Hiding an Elephant in a Mousehole

written by I. Nelson Rose

The federal D.C. Court of Appeals just ruled that the Seminole Tribe has a monopoly on internet sports betting in Florida.  The legal gambling world is abuzz about whether this means every tribe in America can now operate online sports books and take bets from gamblers not on Indian land.

Will the U.S. Supreme Court hear the case, and, if so, will it affirm or reverse?

I’ve been approached by people with, let us say, “significant” interests in these questions.  These include organizations with hundreds of millions of dollars at stake.

For example, “What does this decision mean for potential sports betting in [the big prize:] California?”

My take on the decision is:

1) It is obviously wrong;

2) It won’t change a thing in California or most other states, except to add an extra element of confusion; and

3) The SCOTUS will not hear the case, for political reasons.

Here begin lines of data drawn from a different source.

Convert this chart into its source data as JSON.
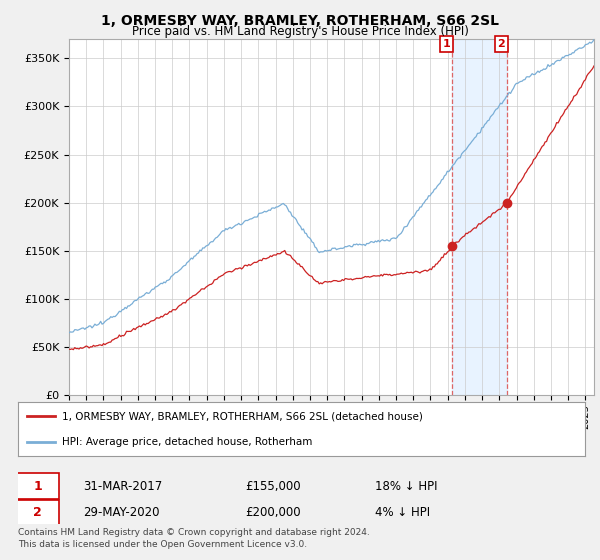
{
  "title": "1, ORMESBY WAY, BRAMLEY, ROTHERHAM, S66 2SL",
  "subtitle": "Price paid vs. HM Land Registry's House Price Index (HPI)",
  "ylabel_ticks": [
    "£0",
    "£50K",
    "£100K",
    "£150K",
    "£200K",
    "£250K",
    "£300K",
    "£350K"
  ],
  "ytick_vals": [
    0,
    50000,
    100000,
    150000,
    200000,
    250000,
    300000,
    350000
  ],
  "ylim": [
    0,
    370000
  ],
  "xlim_start": 1995.0,
  "xlim_end": 2025.5,
  "transaction1": {
    "date": "31-MAR-2017",
    "price": 155000,
    "pct": "18%",
    "year": 2017.25,
    "label": "1"
  },
  "transaction2": {
    "date": "29-MAY-2020",
    "price": 200000,
    "pct": "4%",
    "label": "2",
    "year": 2020.42
  },
  "shade_start": 2017.25,
  "shade_end": 2020.42,
  "legend_line1": "1, ORMESBY WAY, BRAMLEY, ROTHERHAM, S66 2SL (detached house)",
  "legend_line2": "HPI: Average price, detached house, Rotherham",
  "footer1": "Contains HM Land Registry data © Crown copyright and database right 2024.",
  "footer2": "This data is licensed under the Open Government Licence v3.0.",
  "red_color": "#cc2222",
  "blue_color": "#7aaed6",
  "shade_color": "#ddeeff",
  "background_color": "#f0f0f0",
  "plot_bg": "#ffffff"
}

I know most commentators disagree with me.  But I have spent a lot of time on this issue, including testifying before the U.S. Senate Indian Affairs Committee.

The Florida case is complicated.  The federal District Court ruled that the state and tribe could not enter into a compact allowing the Seminoles to take sports bets from anyone in Florida, simply by putting the servers on their reservations.  A competing Florida casino sued the Secretary of Interior for allowing the compact to go into effect.

The District Court read the explicit language of the Indian Gaming Regulatory Act:  “Over a dozen provisions in IGRA regulate gaming on ‘Indian lands,’ and none regulate gaming in another location.”  And cited the Supreme Court’s precedent: “Everything — literally everything — in IGRA affords tools . . . to regulate gaming on Indian lands, and nowhere else.”

But the Appeals Court decided some catch-all language buried in IGRA showed Congress actually wanted Tribal-State compacts to cover off-reservation gambling:

“25 U.S.C. § 2710

. . . .


. . . .

(3)      (A) Any Indian tribe having jurisdiction over the Indian lands upon which a class III gaming activity is . . . to be conducted, shall request a compact . . .

. . . .

(C) Any Tribal-State compact negotiated under subparagraph (A) may include provisions relating to –

. . . .

(vii) any other subjects that are directly related to the operation of gaming activities.  [Emphasis added.]

The Court ruled that any other subjects includes off-reservation sports betting, even though even this residual provision clearly only applies to gaming activity conducted on Indian land.]

The competitor casino contended that reading this “catch-all” provision to mean Congress hid a massively important provision – authorizing Tribal-State compacts for off-reservation gambling – in a minor residual clause buried in a statute otherwise devoted entirely to gambling on Indian land.  It argued that this violated “the canon that Congress does not hide elephants in mouseholes.”

Here’s the Court of Appeals response:

“We disagree.”

But it doesn’t matter that this Court decided that IGRA allows the Secretary of Interior to approve compacts for off-reservation gambling.  The decision does not bind any state nor any tribe, not even Florida nor the Seminoles, neither of whom were parties to the suit.  Further, the Court itself made it clear the issue depends entirely upon state law, not IGRA.

Florida state courts will now have to decide whether a compact allowing sports betting anywhere in the state is OK.  The Florida Constitution was amended in 2018 to give the voters alone, not the Governor and State Legislature, the power to expand “casino gambling,” defined as “any of the types of games typically found in casinos and that are within the definition of Class III gaming in IGRA.”  Is an Internet sports book, like those found in casinos in Las Vegas and Atlantic City and New York’s Class III Indian casinos, “casino gambling”?

In California and other states, the question remains political, not legal.  Gavin Newsom is not about to sign compacts with the Golden State’s 108-plus tribes.  And even if he does, the state’s racetracks and cardrooms, and their employee unions and powerful friends in the State Legislature, are not going to allow tribes to have a multi-billion-dollar monopoly.

As for the SCOTUS:  We know the super-majority of extreme conservatives on the Court are willing to twist the law to get the results they want.  But what they want is states’ rights.  And occasionally, as in the Tigua case I worked on, a slim majority of five Justices will support Indian rights.

The Court of Appeals decision allowed a compact, entered into freely by the state of Florida and Seminole Tribe, to go forward.  This is exactly the type of result the Roberts’ Court likes.  So, there is no reason for them to review the decision just because it was wrong legally.

And if the SCOTUS does take the appeal, the justices will be stepping into the very messy question of whether a state legislature can create the legal fiction that a sports bet, or any other wager, can be “deemed” to take place where the computer server is located.

It’s a good bet the justices would rather stick to something easy, like gun control.